Member of the House of Councillors
- In office 8 February 2002 – 28 July 2013
- Preceded by: Kyosen Ōhashi
- Succeeded by: Multi-member district
- Constituency: National PR

Member of the Yugawara Town Council
- In office 1992–1995

Personal details
- Born: Martti Ilmari Turunen 30 April 1940 (age 86) Lieksa, North Karelia, Finland
- Citizenship: Japan (since 1979)
- Party: Democratic
- Occupation: Writer, translator

Japanese name
- Kanji: 弦念 丸呈
- Hiragana: つるねん・まるてい
- Katakana: ツルネン・マルテイ

= Marutei Tsurunen =

Japanese politician (born 1940)

Marutei Tsurunen (ツルネン・マルテイ, Martti Turunen; born 30 April 1940) is a Finnish-born Japanese retired politician, translator, and author. He is the first foreign-born Japanese of European origin to serve as a member of the Diet of Japan. He was a member of the Democratic Party of Japan, where he served as Director General of the International Department. He served in the House of Councillors from 2002 until losing reelection in 2013 and retiring from politics.

== Early life ==
Tsurunen was born Martti Ilmari Turunen in the village of Höntönvaara in Lieksa, Finland, and grew up in nearby Jaakonvaara. Near the end of the Continuation War, Tsurunen (then four years old) and his family were among the few survivors of a Soviet partisan attack on the village.

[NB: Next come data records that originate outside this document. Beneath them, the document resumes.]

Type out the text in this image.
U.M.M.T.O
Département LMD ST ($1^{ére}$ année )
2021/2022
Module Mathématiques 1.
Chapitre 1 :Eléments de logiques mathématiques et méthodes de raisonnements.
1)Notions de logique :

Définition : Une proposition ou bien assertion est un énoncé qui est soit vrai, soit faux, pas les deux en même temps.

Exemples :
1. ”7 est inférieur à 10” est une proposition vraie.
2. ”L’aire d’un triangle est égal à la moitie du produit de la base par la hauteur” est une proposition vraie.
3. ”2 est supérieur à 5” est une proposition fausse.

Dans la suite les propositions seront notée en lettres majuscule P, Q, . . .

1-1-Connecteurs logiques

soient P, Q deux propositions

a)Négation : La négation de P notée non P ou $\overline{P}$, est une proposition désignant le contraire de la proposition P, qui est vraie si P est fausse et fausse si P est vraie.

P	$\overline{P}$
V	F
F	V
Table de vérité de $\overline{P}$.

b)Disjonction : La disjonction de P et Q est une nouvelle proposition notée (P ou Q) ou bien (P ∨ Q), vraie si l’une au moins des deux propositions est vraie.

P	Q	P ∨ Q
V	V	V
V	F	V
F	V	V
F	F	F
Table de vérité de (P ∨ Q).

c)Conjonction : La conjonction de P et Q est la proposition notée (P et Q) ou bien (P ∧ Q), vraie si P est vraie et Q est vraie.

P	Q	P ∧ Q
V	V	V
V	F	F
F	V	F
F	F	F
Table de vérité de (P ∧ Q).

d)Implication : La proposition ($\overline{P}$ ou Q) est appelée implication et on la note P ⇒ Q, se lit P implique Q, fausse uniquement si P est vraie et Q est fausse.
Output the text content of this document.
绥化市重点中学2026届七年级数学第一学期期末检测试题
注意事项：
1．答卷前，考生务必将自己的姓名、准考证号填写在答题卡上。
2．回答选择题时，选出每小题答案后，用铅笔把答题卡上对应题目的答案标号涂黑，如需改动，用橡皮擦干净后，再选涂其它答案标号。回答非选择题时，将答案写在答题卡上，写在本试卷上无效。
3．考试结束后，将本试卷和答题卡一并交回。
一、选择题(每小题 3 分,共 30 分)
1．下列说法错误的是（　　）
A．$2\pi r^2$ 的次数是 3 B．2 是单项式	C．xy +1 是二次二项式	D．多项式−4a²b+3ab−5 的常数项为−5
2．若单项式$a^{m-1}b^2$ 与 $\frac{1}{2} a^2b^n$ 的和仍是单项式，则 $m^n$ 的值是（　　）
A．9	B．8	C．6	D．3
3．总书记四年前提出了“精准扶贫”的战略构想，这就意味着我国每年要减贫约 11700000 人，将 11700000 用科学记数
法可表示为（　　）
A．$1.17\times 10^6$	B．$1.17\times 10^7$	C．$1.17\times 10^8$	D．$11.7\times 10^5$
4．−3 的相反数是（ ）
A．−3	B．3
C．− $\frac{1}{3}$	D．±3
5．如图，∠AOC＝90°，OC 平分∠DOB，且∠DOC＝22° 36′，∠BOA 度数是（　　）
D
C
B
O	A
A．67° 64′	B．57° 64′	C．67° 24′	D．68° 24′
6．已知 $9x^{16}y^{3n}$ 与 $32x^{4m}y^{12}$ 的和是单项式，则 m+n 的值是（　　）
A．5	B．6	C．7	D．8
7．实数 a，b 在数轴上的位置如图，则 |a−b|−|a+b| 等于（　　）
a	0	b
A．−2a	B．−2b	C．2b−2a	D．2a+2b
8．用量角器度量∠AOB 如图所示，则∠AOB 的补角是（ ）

In 1967, at the age of 27, Tsurunen traveled to Japan as a lay missionary of the Lutheran Church, accompanied by his first wife, who was also a Finn; they later divorced. Having decided to become Japanese, he gained his Japanese citizenship in 1979.

In the 1980s, he published multiple Finnish translations of Japanese texts, including The Tale of Genji.

== Political career ==
He first ran for city council in 1992 in the town of Yugawara and won a seat, coming in fourth place with 1,051 votes.

He ran for a seat in the House of Councilors, the Japanese diet's Upper House, for Kanagawa at-large district without party backing in 1995. He received 339,484 votes, coming in fourth (the top three candidates were elected), losing a seat to the Socialist candidate who won 371,889 votes. He ran again in 1998 and received 502,712, just 8,000 short of winning a seat, telling voters "Please vote for me and send the first Japanese citizen with blue eyes to the upper house" and "Let's change Japan from an economic power into a citizen-friendly nation, where you don't need to worry about old age and pollution". He also proposed "sexual quotas for legislative bodies, so that from 40% to 60% of parliament and local assemblies would be female". In 2000, he ran as a candidate of the Democratic Party of Japan for a seat in the Lower House, and again in 2001 for a seat in the Upper House, both unsuccessfully. In 2001, running for the nationwide proportional representation district, he garnered 159,920 votes, 14,036 short of what he needed to win a seat. However, in 2002, an incumbent, Kyosen Ohashi, resigned from the house and he won a seat by "kuriage" replacement, by which he took the seat because he had the largest number of votes after the winner.

He was directly reelected in 2007 with 242,742 votes, the 6th-highest in his party, but lost his seat in the 2013 election after garnering only 82,858 votes (finishing in 12th place).

== Family ==

Tsurunen is married to Sachiko Tanaka, and they have two children. He also had three children with his first wife. He currently lives in Kamakura with his wife, their son, and his children.

== In the media ==

Finnish media personality Markus Kajo interviewed Tsurunen in Finnish for the third episode of the documentary series Nousevan auringon Kajo in 2006.

Tsurunen published his autobiography Sinisilmäinen samurai ("The blue-eyed samurai") in 2015 via Gummerus.